Muito mais do que apenas desgoverno
ÀNação é devida a responsabilidade de todos os que transformaram o que seria uma grave crise sanitária no maior morticínio já visto por muitas gerações.
ACPI da Pandemia convidou um grupo de juristas para estudar quais crimes podem ser imputados ao presidente Jair Bolsonaro por suas ações e omissões na condução do País durante a emergência sanitária. A rigor, o principal trabalho deste grupo de notáveis será dar um enquadramento jurídico-penal ao sobejamente conhecido comportamento de Bolsonaro como chefe de Estado e de governo no curso da maior tragédia que se abateu sobre a Nação em mais de um século.
É evidente que o Brasil não seria o único país do mundo a ser poupado dos efeitos devastadores de uma pandemia como a que ora aflige todos, mas tampouco mais de meio milhão de mortos representam o que seria o “curso natural” da peste entre nós. Houve esforços para que se chegasse a este funesto resultado.
“Precisamos de uma avaliação jurídica mais aprofundada sobre o enquadramento típico da conduta do presidente da República”, afirmou o senador Alessandro Vieira (Cidadania-se), autor do requerimento de formação do grupo. “Até tenho minha opinião sobre os tipos legais que se aplicam, mas é oportuno buscar um respaldo maior.”
O grupo de juristas, coordenado por Miguel Reale Júnior, ex-ministro da Justiça e professor titular de Direito Penal da Faculdade de Direito da Universidade de São Paulo
(USP), é composto pelos advogados Helena Lobo da Costa e Alexandre Wunderlich, além da juíza Sylvia Steiner, que integrou o Tribunal Penal Internacional. Os advogados Salo de Carvalho e Davi Tangerino deixaram o grupo por “conflito de interesses”.
Há que esperar a conclusão do trabalho do grupo, mas Reale Júnior vê como inescapável considerar no relatório final o “conjunto da obra negacionista” de Bolsonaro, o que poderá lhe valer tanto a imputação de crimes comuns como os de responsabilidade.
A natureza do trabalho do grupo não é essencialmente diferente do escopo da própria CPI. Os senadores estão menos atarefados em desvendar o descalabro que é a administração federal da crise do que em sistematizar a miríade de condutas irresponsáveis – muitas delas, de fato, potencialmente criminosas – cometidas pelo presidente da República e seus auxiliares à luz do dia, reiteradamente, há 1 ano e 4 meses.
Já é conhecida, por exemplo, a deliberada recusa do governo em firmar contratos para aquisição de vacinas. Igualmente, é sabido que Bolsonaro age como o principal garoto-propaganda de medicamentos que não só são ineficazes contra a covid-19, como podem causar terríveis efeitos colaterais, e até a morte, quando usados fora de suas indicações terapêuticas. Também é de conhecimento público a ofensiva de Bolsonaro, inclusive acionando o Supremo Tribunal Federal (STF), para barrar quaisquer iniciativas de governadores e prefeitos para conter o avanço do vírus em seus Estados e municípios.
Bolsonaro também não perde oportunidade de desinformar a população, expondo-a a perigo, e de sabotar medidas de proteção individual e coletiva preconizadas pela comunidade científica.

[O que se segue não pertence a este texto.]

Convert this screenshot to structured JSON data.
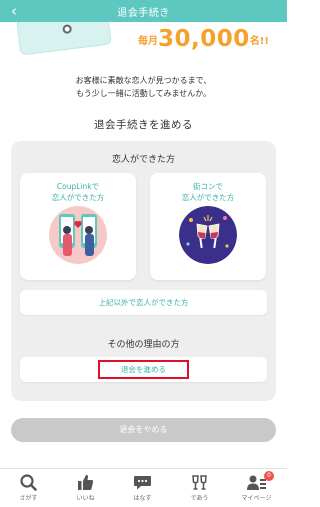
{
  "header": {
    "back_glyph": "‹",
    "title": "退会手続き"
  },
  "hero": {
    "prefix": "毎月",
    "number": "30,000",
    "suffix": "名!!"
  },
  "intro": {
    "line1": "お客様に素敵な恋人が見つかるまで、",
    "line2": "もう少し一緒に活動してみませんか。"
  },
  "section_title": "退会手続きを進める",
  "panel": {
    "found_title": "恋人ができた方",
    "cards": [
      {
        "line1": "CoupLinkで",
        "line2": "恋人ができた方",
        "icon": "couple-illustration"
      },
      {
        "line1": "街コンで",
        "line2": "恋人ができた方",
        "icon": "toast-illustration"
      }
    ],
    "other_found_button": "上記以外で恋人ができた方",
    "other_reasons_title": "その他の理由の方",
    "proceed_button": "退会を進める"
  },
  "cancel_button": "退会をやめる",
  "bottom_nav": [
    {
      "label": "さがす",
      "icon": "search-icon"
    },
    {
      "label": "いいね",
      "icon": "thumbs-up-icon"
    },
    {
      "label": "はなす",
      "icon": "chat-icon"
    },
    {
      "label": "であう",
      "icon": "toast-icon"
    },
    {
      "label": "マイページ",
      "icon": "profile-icon",
      "badge": "0"
    }
  ],
  "colors": {
    "header": "#5cc8c0",
    "accent_text": "#38b3aa",
    "hero_orange": "#f5a12b",
    "highlight_red": "#e0102b",
    "cancel_gray": "#c9c9c9",
    "badge_red": "#f0524b"
  }
}
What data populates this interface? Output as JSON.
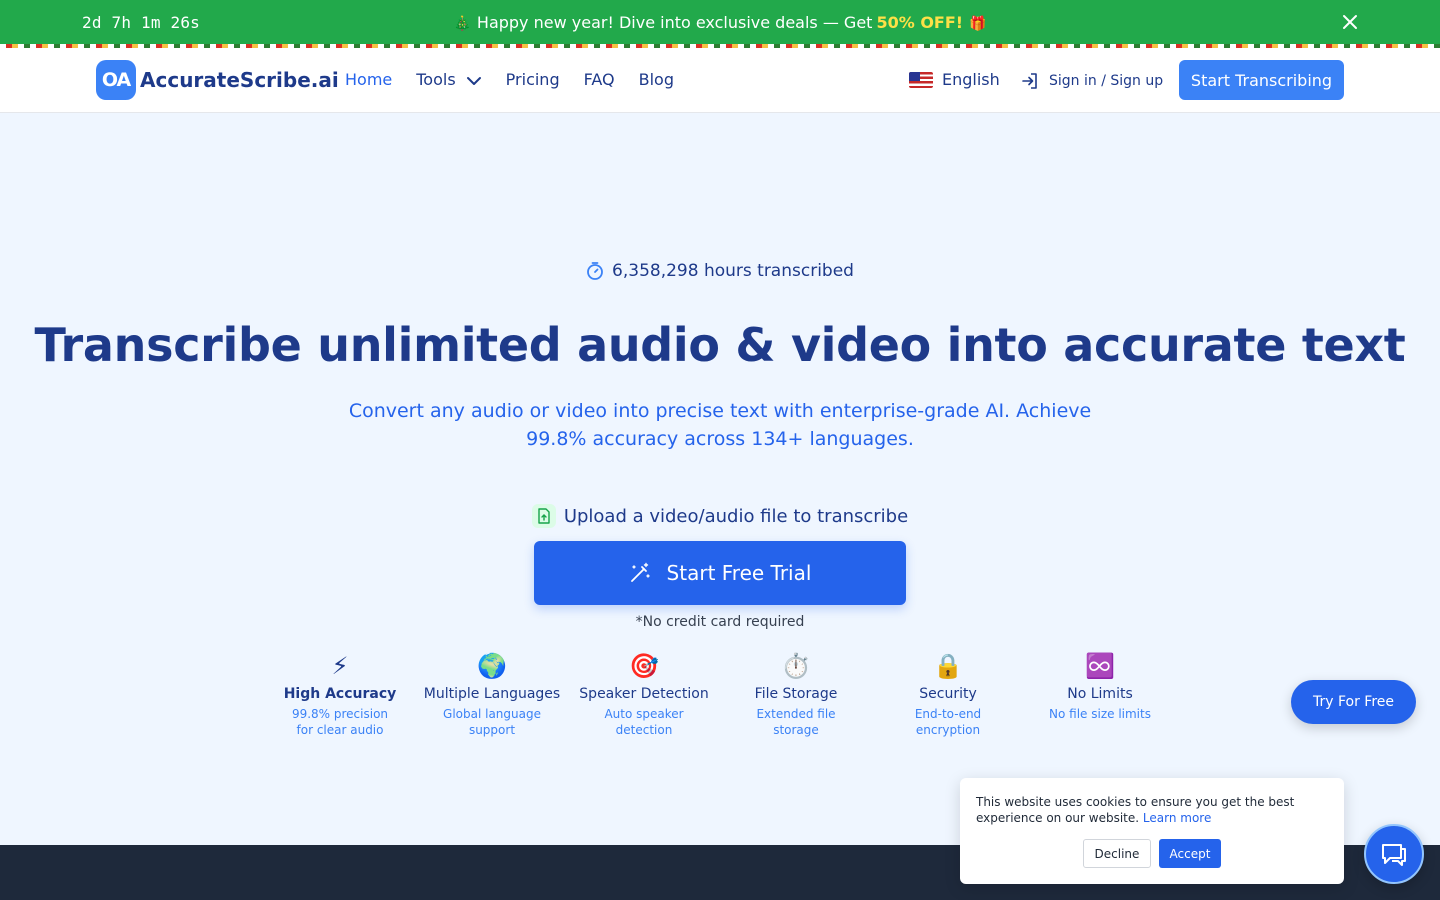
{
  "promo": {
    "countdown": "2d 7h 1m 26s",
    "emoji_left": "🎄",
    "message": "Happy new year! Dive into exclusive deals — Get",
    "highlight": "50% OFF!",
    "emoji_right": "🎁",
    "close_icon": "close-icon",
    "background": "#22a94b",
    "highlight_color": "#fde047"
  },
  "header": {
    "logo_mark": "OA",
    "logo_text": "AccurateScribe.ai",
    "nav": {
      "home": "Home",
      "tools": "Tools",
      "pricing": "Pricing",
      "faq": "FAQ",
      "blog": "Blog"
    },
    "language": "English",
    "signin": "Sign in / Sign up",
    "cta": "Start Transcribing",
    "accent": "#3b82f6"
  },
  "hero": {
    "hours": "6,358,298 hours transcribed",
    "title": "Transcribe unlimited audio & video into accurate text",
    "subtitle": "Convert any audio or video into precise text with enterprise-grade AI. Achieve 99.8% accuracy across 134+ languages.",
    "upload": "Upload a video/audio file to transcribe",
    "trial_button": "Start Free Trial",
    "no_card": "*No credit card required",
    "title_color": "#1e3a8a",
    "button_color": "#2563eb"
  },
  "features": [
    {
      "icon": "⚡",
      "icon_name": "lightning-icon",
      "title": "High Accuracy",
      "desc": "99.8% precision for clear audio"
    },
    {
      "icon": "🌍",
      "icon_name": "globe-icon",
      "title": "Multiple Languages",
      "desc": "Global language support"
    },
    {
      "icon": "🎯",
      "icon_name": "target-icon",
      "title": "Speaker Detection",
      "desc": "Auto speaker detection"
    },
    {
      "icon": "⏱️",
      "icon_name": "stopwatch-icon",
      "title": "File Storage",
      "desc": "Extended file storage"
    },
    {
      "icon": "🔒",
      "icon_name": "lock-icon",
      "title": "Security",
      "desc": "End-to-end encryption"
    },
    {
      "icon": "♾️",
      "icon_name": "infinity-icon",
      "title": "No Limits",
      "desc": "No file size limits"
    }
  ],
  "floating": {
    "try_free": "Try For Free",
    "chat_icon": "chat-icon"
  },
  "cookie": {
    "text": "This website uses cookies to ensure you get the best experience on our website.",
    "learn_more": "Learn more",
    "decline": "Decline",
    "accept": "Accept"
  }
}
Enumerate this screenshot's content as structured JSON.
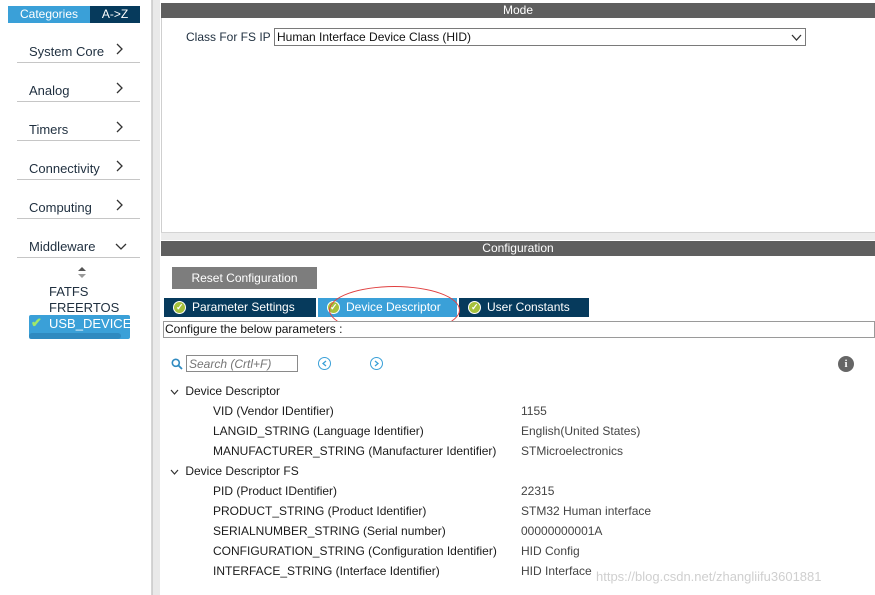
{
  "sidebar": {
    "tabs": {
      "categories": "Categories",
      "az": "A->Z"
    },
    "categories": [
      {
        "label": "System Core",
        "expanded": false
      },
      {
        "label": "Analog",
        "expanded": false
      },
      {
        "label": "Timers",
        "expanded": false
      },
      {
        "label": "Connectivity",
        "expanded": false
      },
      {
        "label": "Computing",
        "expanded": false
      },
      {
        "label": "Middleware",
        "expanded": true
      }
    ],
    "middleware_items": [
      "FATFS",
      "FREERTOS",
      "USB_DEVICE"
    ],
    "selected_item": "USB_DEVICE"
  },
  "mode": {
    "header": "Mode",
    "class_label": "Class For FS IP",
    "class_value": "Human Interface Device Class (HID)"
  },
  "configuration": {
    "header": "Configuration",
    "reset_button": "Reset Configuration",
    "tabs": [
      "Parameter Settings",
      "Device Descriptor",
      "User Constants"
    ],
    "active_tab": "Device Descriptor",
    "configure_text": "Configure the below parameters :",
    "search_placeholder": "Search (Crtl+F)",
    "groups": [
      {
        "name": "Device Descriptor",
        "rows": [
          {
            "param": "VID (Vendor IDentifier)",
            "value": "1155"
          },
          {
            "param": "LANGID_STRING (Language Identifier)",
            "value": "English(United States)"
          },
          {
            "param": "MANUFACTURER_STRING (Manufacturer Identifier)",
            "value": "STMicroelectronics"
          }
        ]
      },
      {
        "name": "Device Descriptor FS",
        "rows": [
          {
            "param": "PID (Product IDentifier)",
            "value": "22315"
          },
          {
            "param": "PRODUCT_STRING (Product Identifier)",
            "value": "STM32 Human interface"
          },
          {
            "param": "SERIALNUMBER_STRING (Serial number)",
            "value": "00000000001A"
          },
          {
            "param": "CONFIGURATION_STRING (Configuration Identifier)",
            "value": "HID Config"
          },
          {
            "param": "INTERFACE_STRING (Interface Identifier)",
            "value": "HID Interface"
          }
        ]
      }
    ]
  },
  "watermark": "https://blog.csdn.net/zhangliifu3601881",
  "colors": {
    "accent": "#3aa0d8",
    "dark_tab": "#063a5c",
    "header_gray": "#5f5f5f",
    "ok_green": "#a6c13c",
    "annotation_red": "#e04040"
  },
  "icons": {
    "search": "search-icon",
    "info": "info-icon",
    "prev": "prev-circle-icon",
    "next": "next-circle-icon"
  }
}
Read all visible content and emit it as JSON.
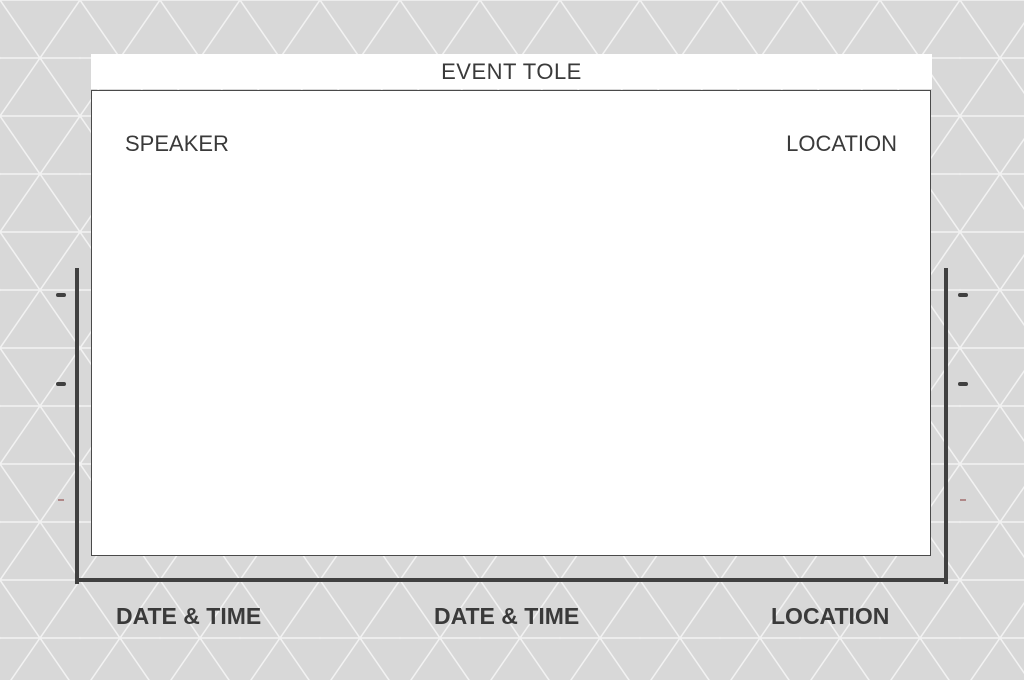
{
  "header": {
    "title": "EVENT TOLE"
  },
  "card": {
    "speaker_label": "SPEAKER",
    "location_label": "LOCATION"
  },
  "footer": {
    "items": [
      "DATE & TIME",
      "DATE & TIME",
      "LOCATION"
    ]
  },
  "colors": {
    "background": "#d8d8d8",
    "pattern_lines": "#f2f2f2",
    "card": "#ffffff",
    "frame": "#404040",
    "text": "#3a3a3a"
  }
}
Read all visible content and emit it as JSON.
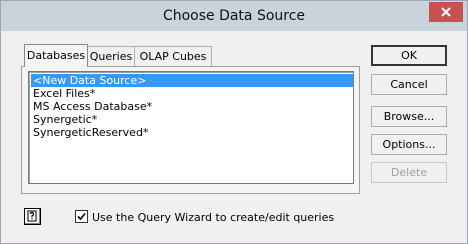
{
  "window": {
    "title": "Choose Data Source"
  },
  "tabs": [
    {
      "label": "Databases",
      "active": true
    },
    {
      "label": "Queries",
      "active": false
    },
    {
      "label": "OLAP Cubes",
      "active": false
    }
  ],
  "list": {
    "items": [
      {
        "label": "<New Data Source>",
        "selected": true
      },
      {
        "label": "Excel Files*",
        "selected": false
      },
      {
        "label": "MS Access Database*",
        "selected": false
      },
      {
        "label": "Synergetic*",
        "selected": false
      },
      {
        "label": "SynergeticReserved*",
        "selected": false
      }
    ]
  },
  "buttons": {
    "ok": "OK",
    "cancel": "Cancel",
    "browse": "Browse...",
    "options": "Options...",
    "delete": "Delete"
  },
  "footer": {
    "help_icon": "help-question-icon",
    "wizard_checkbox_label": "Use the Query Wizard to create/edit queries",
    "wizard_checked": true
  },
  "colors": {
    "selection": "#3399ff",
    "close_button": "#c75050",
    "titlebar": "#c9d3dc"
  }
}
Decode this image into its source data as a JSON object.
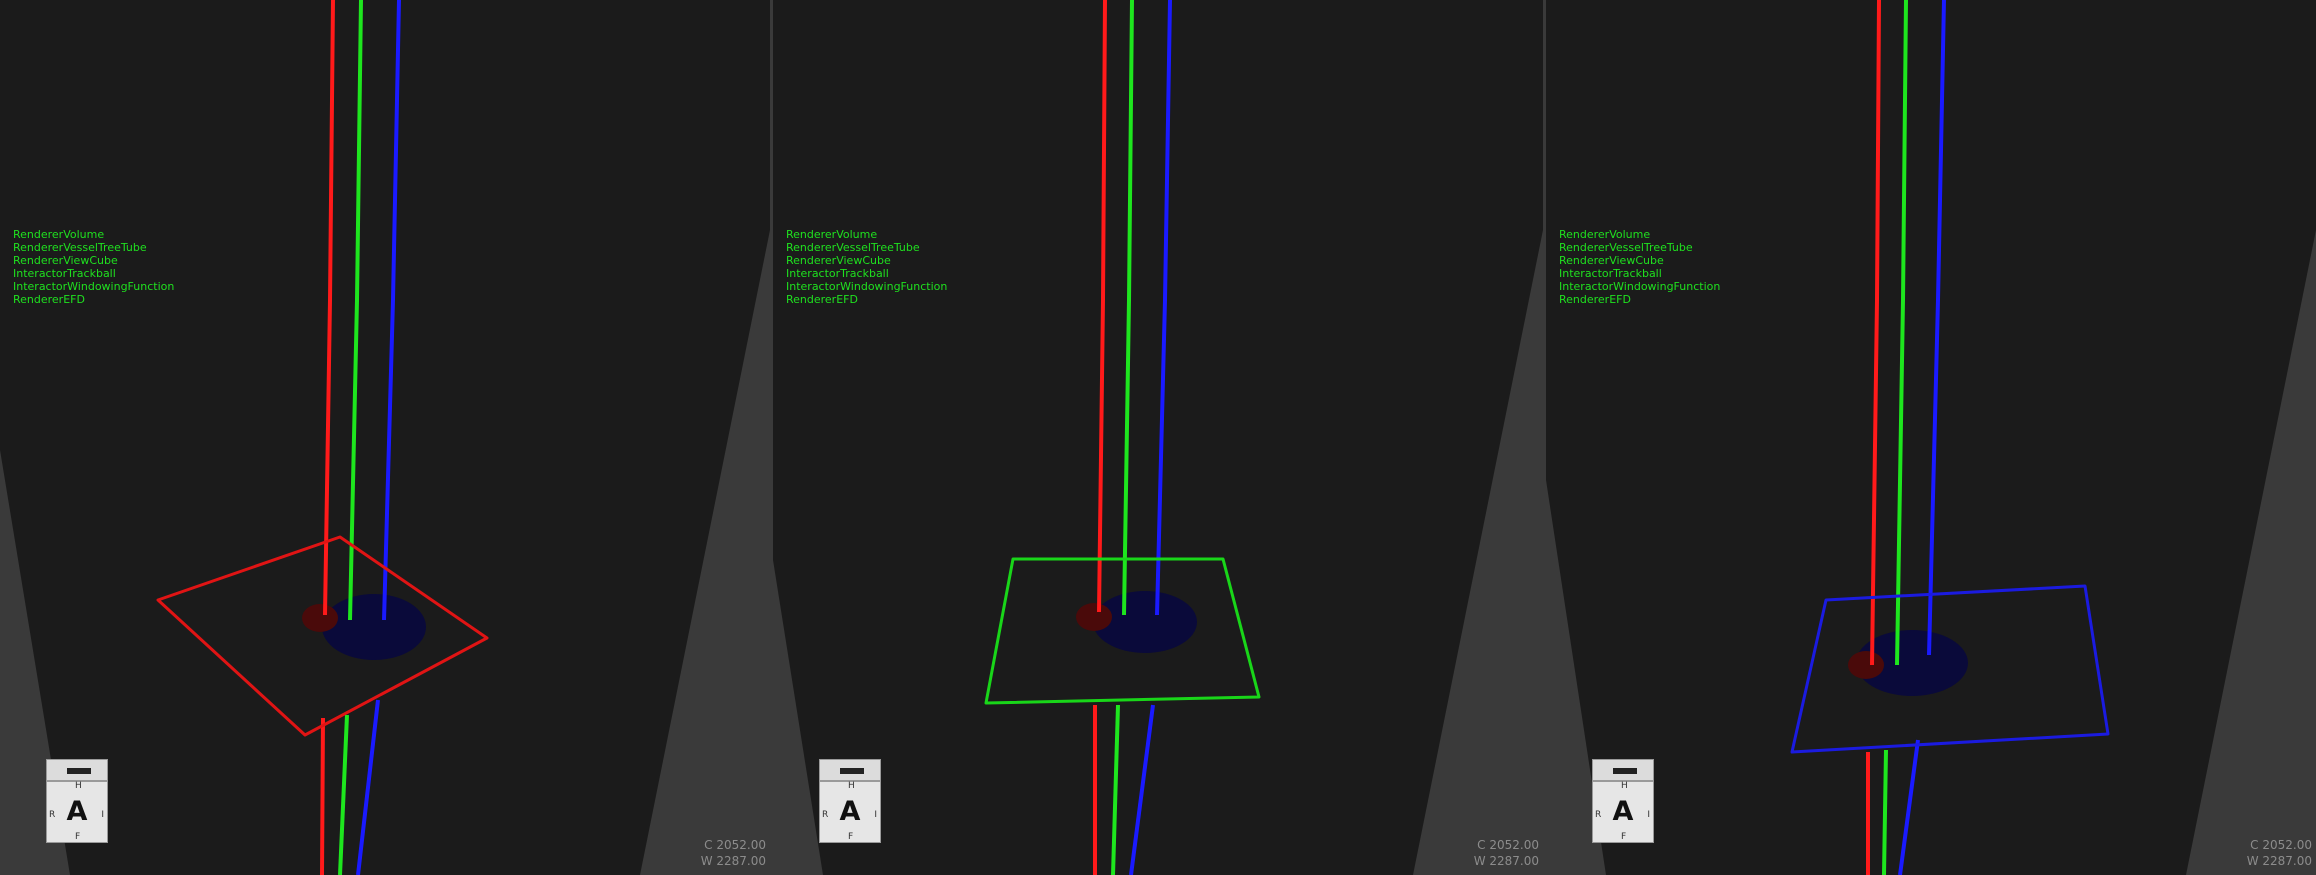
{
  "viewports": [
    {
      "id": "left",
      "renderers": [
        "RendererVolume",
        "RendererVesselTreeTube",
        "RendererViewCube",
        "InteractorTrackball",
        "InteractorWindowingFunction",
        "RendererEFD"
      ],
      "center_label": "C 2052.00",
      "width_label": "W 2287.00",
      "plane_color": "#e01414",
      "viewcube": {
        "face_letter": "A",
        "top_label": "H",
        "bottom_label": "F",
        "left_label": "R",
        "right_label": "I"
      }
    },
    {
      "id": "middle",
      "renderers": [
        "RendererVolume",
        "RendererVesselTreeTube",
        "RendererViewCube",
        "InteractorTrackball",
        "InteractorWindowingFunction",
        "RendererEFD"
      ],
      "center_label": "C 2052.00",
      "width_label": "W 2287.00",
      "plane_color": "#19d619",
      "viewcube": {
        "face_letter": "A",
        "top_label": "H",
        "bottom_label": "F",
        "left_label": "R",
        "right_label": "I"
      }
    },
    {
      "id": "right",
      "renderers": [
        "RendererVolume",
        "RendererVesselTreeTube",
        "RendererViewCube",
        "InteractorTrackball",
        "InteractorWindowingFunction",
        "RendererEFD"
      ],
      "center_label": "C 2052.00",
      "width_label": "W 2287.00",
      "plane_color": "#1b1be0",
      "viewcube": {
        "face_letter": "A",
        "top_label": "H",
        "bottom_label": "F",
        "left_label": "R",
        "right_label": "I"
      }
    }
  ],
  "axis_colors": {
    "x": "#ff1a1a",
    "y": "#1ee61e",
    "z": "#1a1aff"
  }
}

Tudo isto certamente há de configurar muito mais do que apenas desgoverno, o que por si só já seria o bastante para reservar a Jair Messias Bolsonaro o lugar mais escuro do porão da História nacional.
Os juristas já começaram a analisar documentos, declarações, leis, atos normativos e administrativos emitidos pelo governo federal durante a pandemia. Ao final do trabalho, o grupo entregará o parecer que subsidiará o relatório final do senador Renan Calheiros (MDB-AL).
À Nação é devida a responsabilização de todos os que transformaram o que seria uma grave crise sanitária no maior morticínio já visto por muitas gerações. O trabalho da CPI é apenas uma etapa neste processo, a investigação. Mas fundamentais também são os papéis do Ministério Público e do Poder Judiciário para denunciar, processar e julgar quem quer que tenha agido contra a saúde e a vida dos brasileiros. Não há lugar para omissões.